I was watching episode 1005 where Bob was cutting mortise and tenon joints in the face frame for the bookcase part of the oak secretary. He used what looked like a dual slot cutting bit to form the tenon, I had never seen that before. The guy at my favorite tool shop had never heard of such a thing either. Does anyone know a manufacturer for that bit. I have checked with a couple router bit manufacturers and I did not see any bits that looked similar. Any help would be appreciated. 

John, TheVogon


----------



## BobandRick (Aug 4, 2004)

The router bit that Bob used was an Oak-Park.com router bit. 

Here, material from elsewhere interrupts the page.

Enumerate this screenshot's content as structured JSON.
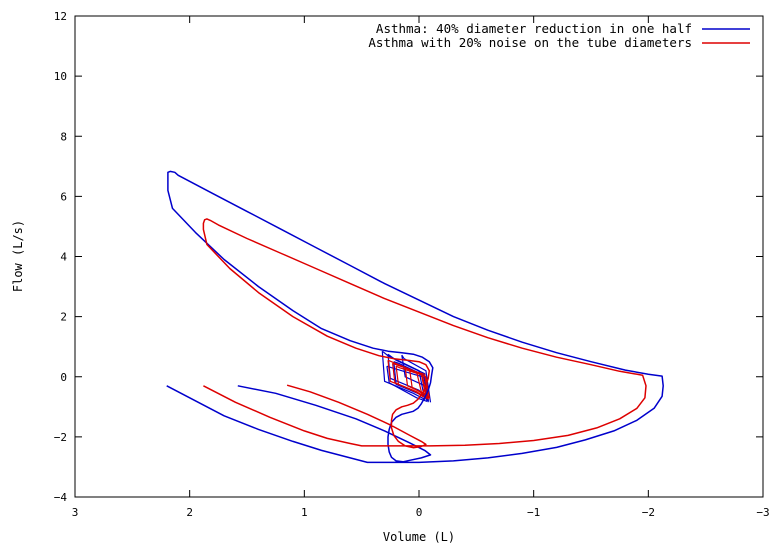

But is just two wing cutters mounted on 1/2" arbor with a 1/4" spacer...should be able to find this anywhere.


----------



## JohnV (Sep 11, 2004)

> Does anyone know a manufacturer for that bit. I have checked with a couple router bit manufacturers and I did not see any bits that looked similar. Any help would be appreciated.
> 
> John, TheVogon


 That bit is sold as a tongue and groove set usually. The key is to find one that is a stacked set so that they can spaced differently at times. Check with some of the big bit manufactuers like Freud, Whitesides, Jasada, CMT, Eagle-America or just order it from Oak Park. 

Good Luck
John


----------



## TheVogon (Sep 18, 2004)

I found the tongue and groove set made by Freud, and the slot cutting bits made by almost all the bit manufacturers. However, I noticed that both of these setups will not cut tenons longer than 7/8 to 1". When I was making the baby crib for my new daughter, the plans called for some tenons as long as 1 3/8". I have also read some plans using longer tenons especially on through tenons. Is there a way to cut these with the router? I thought about using a dado or mortising bit to clean off both faces, but the setup is a little more crucial than with the slot cutter. Any ideas?	

John


----------



## derek willis (Jan 21, 2009)

*M & T joints.*

John,
I posted a week or two ago a series of pics for the way I cut my tenons up to 6" long, find it in my gallery.
Use a suare mitre gauge, and straight cutter, cut each side, make a back cut first to avoid breakout, quite simple really, here are a couple of pics from my series.
Derek.


----------



## AxlMyk (Jun 13, 2006)

Derek;
Check the date of those posts.


----------



## derek willis (Jan 21, 2009)

Oh my god!!! I just never looked, just trying to find something to keep me indoors from the cold.
Derek.


----------



## Todd Botterill (Feb 17, 2009)

Don't feel bad about missing the date, your post really helped me out!


----------



## maxmac1962 (Jun 13, 2009)

AxlMyk said:


> Derek;
> Check the date of those posts.


What was the date?

Cheers Maxmac


----------



## AxlMyk (Jun 13, 2006)

Just look at the first post in this thread. Gee, it isn't hard.


----------